Dieser missglückte Elfmeter wird zum Gespött im Internet

Wer erinnert sich noch an die unfreiwillige Slapstick-Einlage des Italieners Zaza beim EM-Elfmeterschießen zwischen Italien und Deutschland? Im türkischen Pokal wurde nun noch einmal eine Schippe drauf gesetzt.

Die Lacher auf deutscher Seite waren vielleicht lauter als bei den Italienern. Aber auch den Fans der „Squadra Azzurra“ fiel es wahrscheinlich schwer, nicht loszuprusten, so lächerlich sah das aus. Im Elfmeterkrimi des Viertelfinales Deutschland gegen Italien bei der EM 2016 trat der Stürmer Simone Zaza als zweiter Schütze der Italiener an. Wie ein Pferd im Dressurviereck trabte der damals 25-Jährige einige Zeit auf der Stelle, dribbelte anschließend mit winzig-kleinen Schritten Richtung Elfmeterpunkt - und schoss den Ball schließlich weit über das Tor. Am Ende verlor Italien das Elfmeterschießen mit 5:6 - und Zazas Versuch wurde nicht nur im Internet zum Gespött.

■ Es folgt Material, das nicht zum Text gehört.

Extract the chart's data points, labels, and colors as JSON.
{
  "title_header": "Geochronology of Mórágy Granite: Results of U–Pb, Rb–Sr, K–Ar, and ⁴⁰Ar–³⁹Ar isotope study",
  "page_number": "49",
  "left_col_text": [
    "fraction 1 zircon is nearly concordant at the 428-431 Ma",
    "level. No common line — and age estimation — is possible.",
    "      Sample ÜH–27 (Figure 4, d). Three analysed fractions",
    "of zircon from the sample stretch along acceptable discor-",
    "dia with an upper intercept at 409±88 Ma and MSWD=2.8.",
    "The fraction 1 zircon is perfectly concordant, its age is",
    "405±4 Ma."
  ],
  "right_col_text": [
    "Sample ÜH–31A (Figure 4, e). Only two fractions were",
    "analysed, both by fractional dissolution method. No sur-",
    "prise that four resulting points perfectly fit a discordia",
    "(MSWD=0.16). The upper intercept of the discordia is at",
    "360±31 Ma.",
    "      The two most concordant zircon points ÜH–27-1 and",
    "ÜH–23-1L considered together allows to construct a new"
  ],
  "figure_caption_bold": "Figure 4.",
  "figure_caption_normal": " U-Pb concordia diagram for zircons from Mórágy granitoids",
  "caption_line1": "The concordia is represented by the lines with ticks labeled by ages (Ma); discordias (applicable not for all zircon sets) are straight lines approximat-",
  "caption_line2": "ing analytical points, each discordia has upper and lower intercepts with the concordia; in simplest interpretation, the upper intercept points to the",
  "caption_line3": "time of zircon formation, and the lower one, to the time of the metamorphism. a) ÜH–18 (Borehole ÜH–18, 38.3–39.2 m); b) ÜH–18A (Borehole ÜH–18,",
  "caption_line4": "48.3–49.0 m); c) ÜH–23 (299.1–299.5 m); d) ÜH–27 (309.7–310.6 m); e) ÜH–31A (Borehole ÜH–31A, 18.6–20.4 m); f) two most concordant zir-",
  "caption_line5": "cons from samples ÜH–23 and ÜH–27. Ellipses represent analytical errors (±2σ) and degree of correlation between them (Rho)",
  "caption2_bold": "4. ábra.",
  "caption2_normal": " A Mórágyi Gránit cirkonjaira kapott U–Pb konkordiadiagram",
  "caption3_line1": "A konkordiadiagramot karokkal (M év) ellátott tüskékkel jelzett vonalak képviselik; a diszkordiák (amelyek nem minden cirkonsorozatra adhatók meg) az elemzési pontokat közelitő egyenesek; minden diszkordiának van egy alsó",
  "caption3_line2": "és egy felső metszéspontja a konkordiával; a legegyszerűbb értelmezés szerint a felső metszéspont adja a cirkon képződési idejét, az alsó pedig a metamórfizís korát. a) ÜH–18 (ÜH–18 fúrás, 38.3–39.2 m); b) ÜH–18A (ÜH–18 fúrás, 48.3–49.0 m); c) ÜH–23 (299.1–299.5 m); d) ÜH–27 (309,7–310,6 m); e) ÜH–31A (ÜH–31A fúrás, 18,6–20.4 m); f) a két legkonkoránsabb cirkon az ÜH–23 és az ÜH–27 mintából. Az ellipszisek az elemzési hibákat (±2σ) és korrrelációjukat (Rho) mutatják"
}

Im türkischen Pokal hat sich nun ein gewisser Dodo für den Zaza-Gedächtnispreis beworben - und das sehr gekonnt. Der 30-Jährige im Dress des Zweitligisten Giresunspor trat in der 53. Minute zum Elfmeter gegen den klaren Favoriten Fenerbahce Istanbul an. Es hätte der 1:1-Ausgleich sein können. Wie einst Zaza lief auch der Brasilianer mit schier provokanter Langsamkeit an, schob den Ball dann neben das Tor. Dieser wurde so schwach geschossen, dass er fast noch vor der Torauslinie zum stehen kam - die Geburtsstunde eines neuen Internet-Lachers.

Immerhin: Nicht nur von seinen Kollegen wurde Dodo aufgemuntert: Auch die Gegenspieler kamen auf ihn zugelaufen und gaben ihm einen aufmunternden Klaps auf den Hintern.